The Assassin opens with a backstory shot in black and white that, like the prologue to Jia’s Mountains May Depart, is presented in a different aspect ratio to set it apart from the main film. With a rather simple story, Hou's latest has already generated discussion of its astonishing technical achievements. Shot on film and beautifully composed, it features long takes, wide shots, and deeply saturated colors.
“This dynasty is a very colorful one, with fantastic tales,” Hou explained during an intimate press conference this week, referring both to its imagery and to the complex social and political realities underlying the story.
Hou’s contribution to martial-arts cinema features a precision and subtlety not typically seen in its popular counterparts. The Assassin depicts both the interior and exterior world of its time period in rich detail. Hou emphasizes realistic aspects of everyday life in the film—how people of the period dressed, ate, and even bathed.
Discussing her work with Hou, star Shu Qi—who has appeared in three of his films including Millennium Mambo (01) and Three Times (05)—emphasized the director’s comprehensive vision.
The Assassin
“Props, clouds, water, wind, fire all are equally important,” Shu said at the press conference. “For him, the circulation of the air is as important as other things.”
Hou was particularly inspired by the look of the region where he shot the movie, in the north of China. Being there, he said, was like being transported into a classical painting.
“Perhaps I am something of a painter,” Hou mused. “I think I would have been good as a painter, but it didn’t suit me as a person. I prefer to make films.”
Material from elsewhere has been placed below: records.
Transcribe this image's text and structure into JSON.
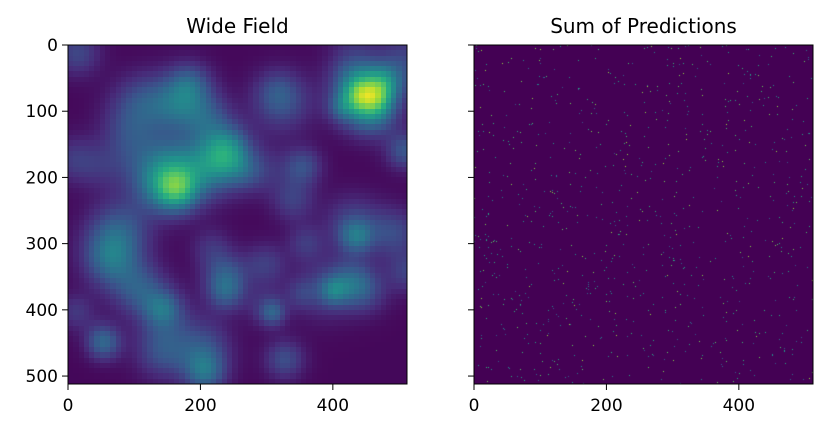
{
  "chart_data": [
    {
      "type": "heatmap",
      "title": "Wide Field",
      "colormap": "viridis",
      "xlabel": "",
      "ylabel": "",
      "xlim": [
        0,
        512
      ],
      "ylim": [
        512,
        0
      ],
      "x_ticks": [
        0,
        200,
        400
      ],
      "y_ticks": [
        0,
        100,
        200,
        300,
        400,
        500
      ],
      "image_size": [
        512,
        512
      ],
      "description": "smooth blob-like intensity field",
      "value_range": [
        0.0,
        1.0
      ]
    },
    {
      "type": "heatmap",
      "title": "Sum of Predictions",
      "colormap": "viridis",
      "xlabel": "",
      "ylabel": "",
      "xlim": [
        0,
        512
      ],
      "ylim": [
        512,
        0
      ],
      "x_ticks": [
        0,
        200,
        400
      ],
      "y_ticks": [
        0,
        100,
        200,
        300,
        400,
        500
      ],
      "y_tick_labels_visible": false,
      "image_size": [
        512,
        512
      ],
      "description": "sparse bright points on dark background",
      "value_range": [
        0.0,
        1.0
      ]
    }
  ]
}
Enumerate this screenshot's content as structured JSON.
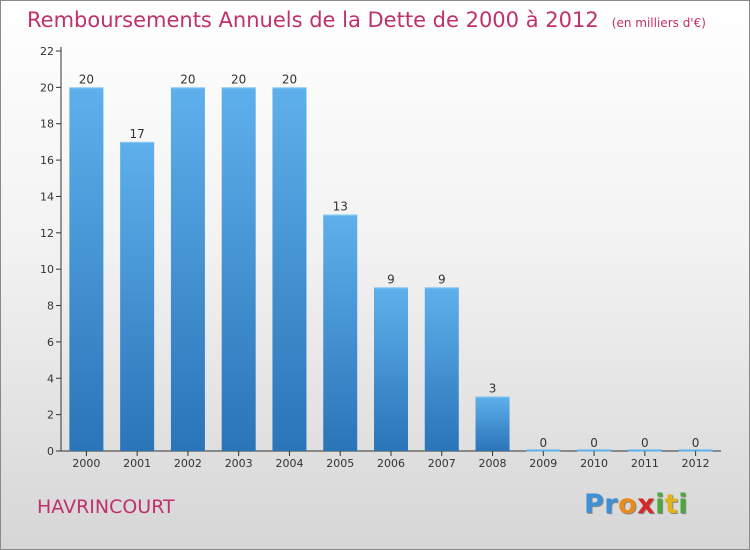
{
  "header": {
    "title": "Remboursements Annuels de la Dette de 2000 à 2012",
    "subtitle": "(en milliers d'€)"
  },
  "commune": "HAVRINCOURT",
  "brand": {
    "name": "Proxiti",
    "letters": [
      {
        "ch": "P",
        "color": "#3d8fd6"
      },
      {
        "ch": "r",
        "color": "#3d8fd6"
      },
      {
        "ch": "o",
        "color": "#e98a1c"
      },
      {
        "ch": "x",
        "color": "#d62828"
      },
      {
        "ch": "i",
        "color": "#4aa83c"
      },
      {
        "ch": "t",
        "color": "#e0b41a"
      },
      {
        "ch": "i",
        "color": "#4aa83c"
      }
    ]
  },
  "colors": {
    "title": "#c0306a",
    "bar_top": "#5eb0ec",
    "bar_bottom": "#2a74b8",
    "axis": "#333333"
  },
  "chart_data": {
    "type": "bar",
    "categories": [
      "2000",
      "2001",
      "2002",
      "2003",
      "2004",
      "2005",
      "2006",
      "2007",
      "2008",
      "2009",
      "2010",
      "2011",
      "2012"
    ],
    "values": [
      20,
      17,
      20,
      20,
      20,
      13,
      9,
      9,
      3,
      0,
      0,
      0,
      0
    ],
    "data_labels": [
      "20",
      "17",
      "20",
      "20",
      "20",
      "13",
      "9",
      "9",
      "3",
      "0",
      "0",
      "0",
      "0"
    ],
    "title": "Remboursements Annuels de la Dette de 2000 à 2012",
    "subtitle": "(en milliers d'€)",
    "xlabel": "",
    "ylabel": "",
    "ylim": [
      0,
      22
    ],
    "yticks": [
      0,
      2,
      4,
      6,
      8,
      10,
      12,
      14,
      16,
      18,
      20,
      22
    ],
    "grid": false,
    "legend": "none"
  }
}
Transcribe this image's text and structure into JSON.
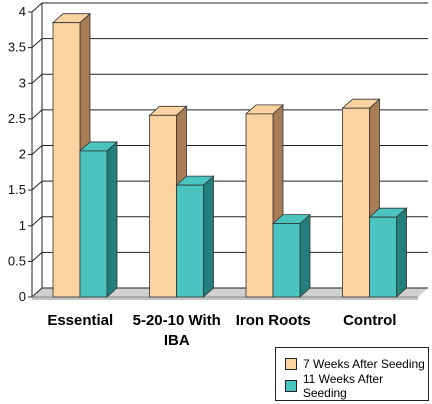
{
  "chart_data": {
    "type": "bar",
    "title": "",
    "xlabel": "",
    "ylabel": "",
    "categories": [
      "Essential",
      "5-20-10 With IBA",
      "Iron Roots",
      "Control"
    ],
    "series": [
      {
        "name": "7 Weeks After Seeding",
        "values": [
          3.85,
          2.55,
          2.57,
          2.65
        ],
        "color": "#FAD3A0",
        "side_color": "#A87C55"
      },
      {
        "name": "11 Weeks After Seeding",
        "values": [
          2.05,
          1.57,
          1.03,
          1.12
        ],
        "color": "#4AC4C0",
        "side_color": "#237F7B"
      }
    ],
    "ylim": [
      0,
      4
    ],
    "yticks": [
      "0",
      "0.5",
      "1",
      "1.5",
      "2",
      "2.5",
      "3",
      "3.5",
      "4"
    ],
    "grid": true,
    "legend_position": "bottom-right",
    "style": "3d-clustered-columns"
  }
}
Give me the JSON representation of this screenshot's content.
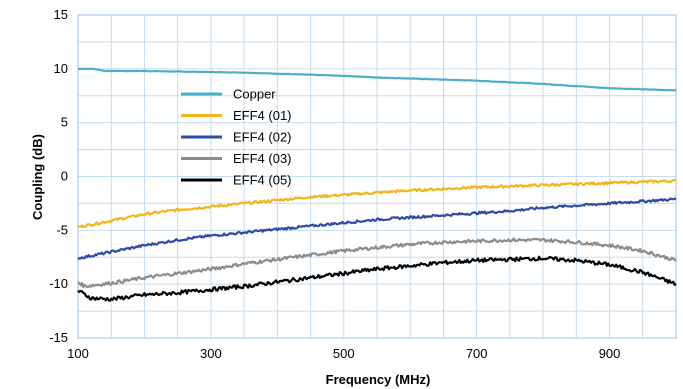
{
  "chart_data": {
    "type": "line",
    "title": "",
    "xlabel": "Frequency (MHz)",
    "ylabel": "Coupling (dB)",
    "xlim": [
      100,
      1000
    ],
    "ylim": [
      -15,
      15
    ],
    "x_ticks": [
      100,
      300,
      500,
      700,
      900
    ],
    "y_ticks": [
      15,
      10,
      5,
      0,
      -5,
      -10,
      -15
    ],
    "x_tick_labels": [
      "100",
      "300",
      "500",
      "700",
      "900"
    ],
    "y_tick_labels": [
      "15",
      "10",
      "5",
      "0",
      "-5",
      "-10",
      "-15"
    ],
    "grid": true,
    "legend_position": "upper-left-inside",
    "series": [
      {
        "name": "Copper",
        "color": "#4BAFC8",
        "x": [
          100,
          125,
          140,
          200,
          250,
          300,
          350,
          400,
          450,
          500,
          550,
          600,
          650,
          700,
          750,
          800,
          850,
          900,
          950,
          1000
        ],
        "y": [
          10.0,
          10.0,
          9.8,
          9.8,
          9.75,
          9.7,
          9.65,
          9.55,
          9.45,
          9.35,
          9.2,
          9.1,
          9.0,
          8.9,
          8.75,
          8.6,
          8.4,
          8.2,
          8.1,
          8.0
        ]
      },
      {
        "name": "EFF4 (01)",
        "color": "#F2B51C",
        "x": [
          100,
          150,
          200,
          250,
          300,
          350,
          400,
          450,
          500,
          550,
          600,
          650,
          700,
          750,
          800,
          850,
          900,
          950,
          1000
        ],
        "y": [
          -4.7,
          -4.1,
          -3.5,
          -3.1,
          -2.8,
          -2.5,
          -2.2,
          -1.9,
          -1.7,
          -1.5,
          -1.3,
          -1.15,
          -1.0,
          -0.9,
          -0.8,
          -0.7,
          -0.6,
          -0.5,
          -0.4
        ]
      },
      {
        "name": "EFF4 (02)",
        "color": "#2E4BA6",
        "x": [
          100,
          150,
          200,
          250,
          300,
          350,
          400,
          450,
          500,
          550,
          600,
          650,
          700,
          750,
          800,
          850,
          900,
          950,
          1000
        ],
        "y": [
          -7.6,
          -7.0,
          -6.4,
          -5.9,
          -5.5,
          -5.2,
          -4.9,
          -4.6,
          -4.3,
          -4.0,
          -3.8,
          -3.6,
          -3.4,
          -3.2,
          -2.9,
          -2.7,
          -2.5,
          -2.3,
          -2.1
        ]
      },
      {
        "name": "EFF4 (03)",
        "color": "#8C8C8C",
        "x": [
          100,
          110,
          150,
          200,
          250,
          300,
          350,
          400,
          450,
          500,
          550,
          600,
          650,
          700,
          750,
          800,
          850,
          900,
          950,
          1000
        ],
        "y": [
          -9.8,
          -10.2,
          -9.9,
          -9.4,
          -9.0,
          -8.6,
          -8.1,
          -7.7,
          -7.3,
          -6.9,
          -6.6,
          -6.3,
          -6.1,
          -6.0,
          -5.9,
          -5.9,
          -6.1,
          -6.4,
          -6.9,
          -7.8
        ]
      },
      {
        "name": "EFF4 (05)",
        "color": "#000000",
        "x": [
          100,
          120,
          150,
          200,
          250,
          300,
          350,
          400,
          450,
          500,
          550,
          600,
          650,
          700,
          750,
          800,
          850,
          900,
          950,
          1000
        ],
        "y": [
          -10.6,
          -11.3,
          -11.4,
          -11.0,
          -10.8,
          -10.5,
          -10.2,
          -9.8,
          -9.4,
          -9.0,
          -8.6,
          -8.3,
          -8.0,
          -7.8,
          -7.7,
          -7.6,
          -7.8,
          -8.2,
          -8.9,
          -10.0
        ]
      }
    ]
  }
}
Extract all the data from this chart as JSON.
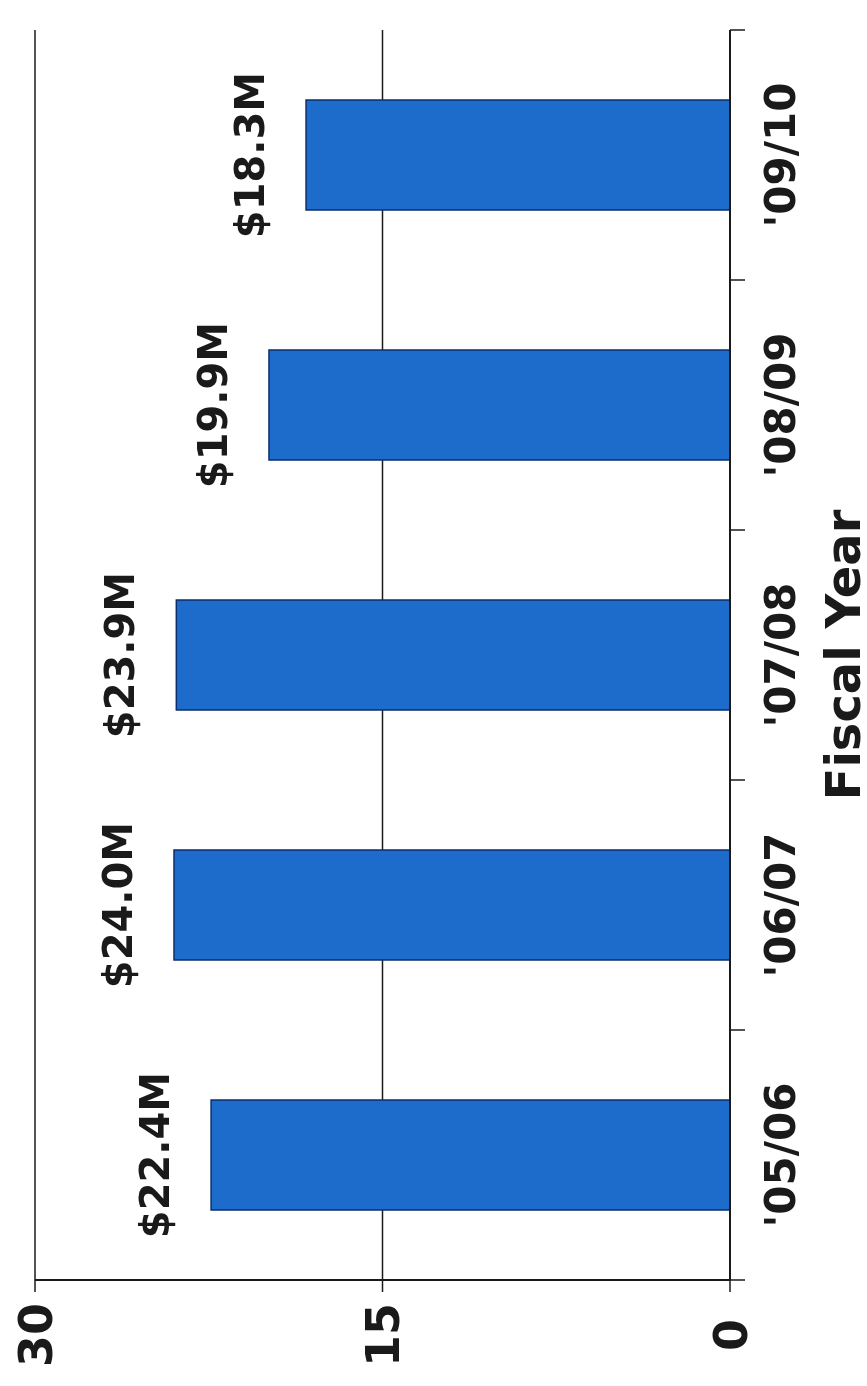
{
  "chart_data": {
    "type": "bar",
    "orientation": "horizontal",
    "ylabel": "Fiscal Year",
    "categories": [
      "'09/10",
      "'08/09",
      "'07/08",
      "'06/07",
      "'05/06"
    ],
    "values": [
      18.3,
      19.9,
      23.9,
      24.0,
      22.4
    ],
    "color": "#1d6ccc",
    "value_labels": [
      "$18.3M",
      "$19.9M",
      "$23.9M",
      "$24.0M",
      "$22.4M"
    ],
    "xlim": [
      30,
      0
    ],
    "xticks": [
      30,
      15,
      0
    ],
    "grid": "x"
  }
}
Hou makes films that he says aren’t intended to cater to moviegoers, and are instead deeply personal statements that reveal his passions.
“If you end up thinking of the audience, you make a different style of film,” he explained. “It’s very personal. If you decide not to think about the audience, that is one thing, but if you do, the road may become more narrow. I follow my inclination. I always do my utmost to film what is dearest to my heart. In this time when Hollywood reigns supreme, we don’t want the cinema to become poorer in the future.”
Ten of Hou’s films have debuted here at Cannes over the course of his career, and they are treated as singular events. At the gala red-carpet premiere of The Assassin the other night, the filmmaker was greeted with an extended standing ovation as he entered the packed Grand Lumière Theater.
At the press conference, Hou said he hoped to make another martial-arts movie to continue to explore the genre. But he’s aware of the budget constraints on his careful working methods.
“If this film is a success financially, then I’ll make another film. If not, you may have to wait a long time,” he worried aloud.
“Time flies,” Hou, who is 68 and started production on The Assassin several years ago, said. “I’m already quite old. I thought I better hurry up and make the film.”